Readers follow the historical transformation of surfing’s image through the centuries: from Polynesian myths of love to Western accounts of horror and exoticism in the eighteenth and nineteenth centuries, to modern representations of surfing as a character-building activity in pre-World-War II California and the quintessential expression of disaffected youth. They explore the sport’s most recent trends by writers and cultural critics, whose insights into technology, competition, gender, heritage, and globalism reveal how surfing impacts some of today’s most pressing social concerns.

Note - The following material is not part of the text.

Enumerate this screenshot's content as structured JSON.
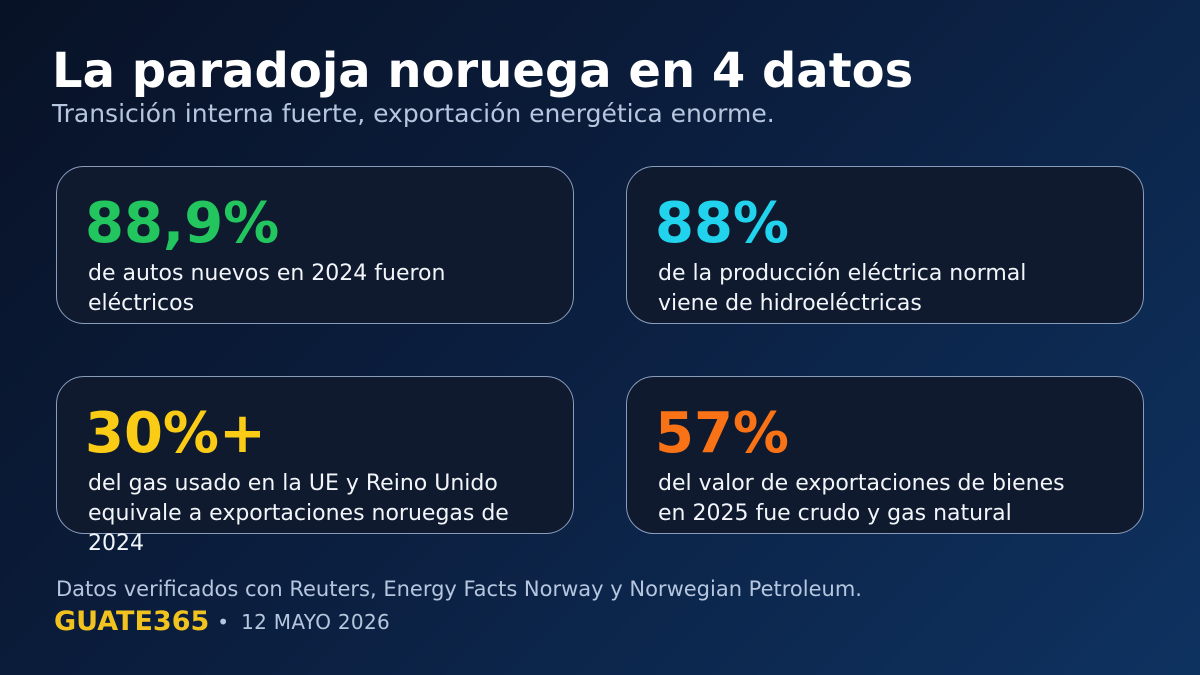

Aided by informative introductions, the writings in Pacific Passages provide insight into the values and ideals of Polynesian and Western cultures, revealing how each has altered and been altered by surfing―and how the sport itself has shown an amazing ability throughout the centuries to survive, adapt, and prosper.

Review

“This gem of a book provides just about the best historical overview of surfing, and surf writing, you are likely to find anywhere. . . . This kind of thoughtful, revealing, sensitive contemplation of the surfing life seems like an antidote to the times we live in. I loved this book, if only for the way it helped illustrate that the current buzz and chatter of web silliness is just one very small point on a long, long continuum. Thank goodness for that.” — Tim Baker, Surfing World (302)

“A vast well of hitherto tough-to-find works documenting the pre- and just-post contact surf milieu in the Pacific. . . . The more modern morsels provide some welcome surprises, including excerpts from William Finnegan’s New Yorker output, National Book Award winner Bob Shacochis, and writer’s writer Tom Farber. Snap this one up.” — Surfer’s Journal, October-November 2008

About the Author

Patrick Moser is associate professor of French at Drury University in Springfield, Missouri, where he teaches a course on the history and culture of surfing. He has published articles in SurferSurf Life for Women, and The Surfer’s Journal. He collaborated with 1977 world surfing champion Shaun Tomson on Surfer’s Code: 12 Simple Lessons for Riding Through Life.